Verschlüsselt, aber falsch: Gruppenchats anfällig für manipulierte Inhalte

Kurz: Beliebte Messaging-Dienste wie WhatsApp, Signal und Threema haben eine Sicherheitslücke: Gruppenchats lassen sich manipulieren, ohne die Verschlüsselung zu brec

Sicherheitsrisiko in Gruppenchats

Ende-zu-Ende-Verschlüsselung gilt als Goldstandard für die Sicherheit privater Kommunikation. Doch bei Gruppenchats der bekannten Dienste WhatsApp, iMessage, Signal und Threema klafft eine Sicherheitslücke, die weit über das bloße Mitlesen hinausgeht. IT-Sicherheitsforscher aus Österreich haben nachgewiesen, dass es möglich ist, Inhalte innerhalb einer Gruppe gezielt zu manipulieren, ohne die Verschlüsselung selbst zu brechen. Das Problem: Die sogenannte „Transcript Consistency“ ist nicht gegeben – Teilnehmer eines Chats sehen unter Umständen völlig unterschiedliche Versionen einer Unterhaltung.

Die Mechanismen der Manipulation

Die Schwachstelle liegt nicht in der Verschlüsselung an sich, sondern in der Art und Weise, wie die Messenger Nachrichten verarbeiten und verteilen. Ein Angreifer, der bereits Teil der Gruppe ist oder Zugriff auf ein Gerät eines Mitglieds hat, kann Nachrichten mit identischen Identifikationsnummern versenden, die jedoch bei verschiedenen Empfängern unterschiedliche Inhalte aufweisen.

Dies kann weitreichende Folgen haben:

* **Gezielte Täuschung:** Ein Nutzer erhält einen schädlichen Link, während der Rest der Gruppe einen harmlosen Link sieht. Die positive Reaktion der Gruppe kann das Zielopfer dazu verleiten, den gefährlichen Link ebenfalls anzuklicken.

* **Manipulierte Absprachen:** Ein Angreifer kann unterschiedliche Informationen zu Terminen oder Beschlüssen streuen, sodass Teilnehmer glauben, es herrsche Konsens, obwohl sie über grundverschiedene Sachverhalte abgestimmt haben.

* **Selektive Informationssteuerung:** Moderatoren oder einzelne Mitglieder können gezielt mit anderen Informationen versorgt werden als der Rest der Gruppe, was die Wahrnehmung des gesamten Chatverlaufs verfälscht.

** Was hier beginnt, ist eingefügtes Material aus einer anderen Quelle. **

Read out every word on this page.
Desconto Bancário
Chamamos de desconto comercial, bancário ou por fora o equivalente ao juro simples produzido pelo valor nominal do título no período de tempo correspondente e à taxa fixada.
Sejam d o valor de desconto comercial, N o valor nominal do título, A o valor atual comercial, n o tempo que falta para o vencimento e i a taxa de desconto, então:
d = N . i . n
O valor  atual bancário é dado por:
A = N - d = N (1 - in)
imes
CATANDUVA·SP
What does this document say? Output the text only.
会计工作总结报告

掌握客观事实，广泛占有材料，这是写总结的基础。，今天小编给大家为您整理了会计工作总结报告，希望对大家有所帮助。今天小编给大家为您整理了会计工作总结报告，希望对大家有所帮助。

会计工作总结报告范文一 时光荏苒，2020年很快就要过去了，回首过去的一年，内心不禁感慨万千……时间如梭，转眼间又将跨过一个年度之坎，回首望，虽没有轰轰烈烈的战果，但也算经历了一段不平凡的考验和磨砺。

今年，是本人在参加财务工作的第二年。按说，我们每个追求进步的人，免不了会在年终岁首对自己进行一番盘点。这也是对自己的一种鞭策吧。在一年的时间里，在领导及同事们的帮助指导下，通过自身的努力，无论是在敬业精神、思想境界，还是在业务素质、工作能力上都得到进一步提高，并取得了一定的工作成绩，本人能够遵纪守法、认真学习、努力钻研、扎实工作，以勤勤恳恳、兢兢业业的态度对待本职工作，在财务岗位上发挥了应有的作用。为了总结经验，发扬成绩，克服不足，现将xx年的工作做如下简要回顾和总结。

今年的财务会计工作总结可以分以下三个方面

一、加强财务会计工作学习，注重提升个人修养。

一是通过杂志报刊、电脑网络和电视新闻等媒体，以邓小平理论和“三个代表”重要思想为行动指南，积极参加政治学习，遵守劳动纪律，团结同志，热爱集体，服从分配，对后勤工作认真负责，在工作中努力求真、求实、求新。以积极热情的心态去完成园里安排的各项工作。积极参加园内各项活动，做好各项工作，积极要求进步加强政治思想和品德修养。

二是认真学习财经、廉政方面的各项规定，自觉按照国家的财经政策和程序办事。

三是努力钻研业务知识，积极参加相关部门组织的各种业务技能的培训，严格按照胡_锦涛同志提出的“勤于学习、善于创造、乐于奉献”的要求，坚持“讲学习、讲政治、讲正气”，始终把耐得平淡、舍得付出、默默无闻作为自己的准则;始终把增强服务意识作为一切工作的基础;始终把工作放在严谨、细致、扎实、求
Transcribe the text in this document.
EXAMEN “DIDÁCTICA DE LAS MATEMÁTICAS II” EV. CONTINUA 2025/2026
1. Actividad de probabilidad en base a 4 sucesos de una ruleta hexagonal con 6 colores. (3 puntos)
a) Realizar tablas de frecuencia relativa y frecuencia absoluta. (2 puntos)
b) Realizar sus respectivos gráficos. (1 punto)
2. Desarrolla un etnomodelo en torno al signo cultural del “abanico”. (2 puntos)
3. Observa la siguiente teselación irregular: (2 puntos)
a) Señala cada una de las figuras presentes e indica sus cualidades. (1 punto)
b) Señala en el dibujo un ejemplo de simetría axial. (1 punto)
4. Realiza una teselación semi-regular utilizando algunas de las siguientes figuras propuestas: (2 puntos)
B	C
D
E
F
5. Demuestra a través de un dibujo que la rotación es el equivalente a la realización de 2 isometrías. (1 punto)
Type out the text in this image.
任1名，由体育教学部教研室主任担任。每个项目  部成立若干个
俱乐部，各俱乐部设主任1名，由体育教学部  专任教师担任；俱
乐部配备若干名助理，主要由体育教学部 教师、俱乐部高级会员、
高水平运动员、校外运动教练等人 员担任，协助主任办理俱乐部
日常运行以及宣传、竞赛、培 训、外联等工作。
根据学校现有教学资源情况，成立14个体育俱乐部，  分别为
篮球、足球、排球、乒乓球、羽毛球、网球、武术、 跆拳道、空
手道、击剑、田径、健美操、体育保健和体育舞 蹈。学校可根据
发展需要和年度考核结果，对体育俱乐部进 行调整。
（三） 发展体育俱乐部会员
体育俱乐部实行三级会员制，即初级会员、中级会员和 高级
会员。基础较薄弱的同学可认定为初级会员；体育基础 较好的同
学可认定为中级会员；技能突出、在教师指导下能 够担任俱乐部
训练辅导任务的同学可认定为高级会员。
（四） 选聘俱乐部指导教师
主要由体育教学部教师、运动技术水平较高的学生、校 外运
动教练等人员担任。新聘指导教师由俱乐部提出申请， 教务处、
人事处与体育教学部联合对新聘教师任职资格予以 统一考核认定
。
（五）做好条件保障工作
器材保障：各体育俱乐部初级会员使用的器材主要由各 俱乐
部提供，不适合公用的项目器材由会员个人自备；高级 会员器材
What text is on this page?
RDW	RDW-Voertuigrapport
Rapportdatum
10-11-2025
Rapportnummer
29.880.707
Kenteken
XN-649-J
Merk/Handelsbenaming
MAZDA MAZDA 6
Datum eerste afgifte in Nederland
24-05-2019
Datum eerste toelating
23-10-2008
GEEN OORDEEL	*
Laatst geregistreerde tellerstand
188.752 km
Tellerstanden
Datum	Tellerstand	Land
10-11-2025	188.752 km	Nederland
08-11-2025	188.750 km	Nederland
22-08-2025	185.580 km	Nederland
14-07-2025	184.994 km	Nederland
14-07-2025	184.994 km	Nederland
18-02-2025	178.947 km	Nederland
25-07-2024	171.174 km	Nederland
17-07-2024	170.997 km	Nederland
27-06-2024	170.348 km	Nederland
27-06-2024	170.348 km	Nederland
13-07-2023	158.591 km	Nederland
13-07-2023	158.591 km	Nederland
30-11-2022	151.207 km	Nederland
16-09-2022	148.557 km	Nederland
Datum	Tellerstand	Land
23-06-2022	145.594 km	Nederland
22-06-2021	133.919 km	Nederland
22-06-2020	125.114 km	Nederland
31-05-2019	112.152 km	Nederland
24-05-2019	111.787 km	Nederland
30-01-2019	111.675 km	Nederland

Technische Hintergründe der Schwachstelle

Die Forscher um Gabriel Gegenhuber identifizierten zwei Hauptwege, über die diese Angriffe erfolgen können. Dabei nutzten sie sowohl offizielle als auch modifizierte Clients der Messenger.

Paarweise Kommunikation

Bei Diensten wie Threema und iMessage sendet der Client für jede Nachricht eine Kopie an jeden einzelnen Teilnehmer. Ein Angreifer kann hierbei einfach unterschiedliche Inhalte unter derselben Nachrichten-ID an verschiedene Empfänger schicken.

Server Fan-out

Bei diesem Verfahren, das unter anderem von WhatsApp und Signal genutzt wird, sendet der Client eine Nachricht an den Server, der diese dann an die Gruppenmitglieder verteilt. Die Forscher fanden heraus, dass sich dieser Prozess durch gezielte Fehlermeldungen (etwa „kann nicht entschlüsseln“) manipulieren lässt. Der Angreifer provoziert eine erneute Übertragung, die er dann zur Einschleusung der manipulierten Inhalte nutzt.

Herausforderungen für die Zukunft

Obwohl die Sicherheitsforscher ihre Erkenntnisse bereits Anfang Februar an die betroffenen Dienste gemeldet haben, sind derzeit keine unmittelbaren Maßnahmen zur Behebung des Grundproblems geplant. Die Komplexität der Implementierung – insbesondere bei Diensten, die Wert auf hohe Privatsphäre legen und beispielsweise keine zentrale Mitgliederliste auf dem Server führen, wie es bei Signal der Fall ist – erschwert einfache Lösungen.

Für die Nutzer bedeutet dies, dass sie sich nicht blind auf die Integrität des angezeigten Chatverlaufs verlassen können. Da die Manipulationen ohne offensichtliche Brüche der Verschlüsselung funktionieren, bleibt die Gefahr für die Teilnehmer in der Regel unsichtbar. Eine Überprüfung wäre nur möglich, wenn alle Beteiligten den gesamten Chatverlauf detailliert miteinander abgleichen würden – ein in der Praxis kaum umsetzbares Szenario.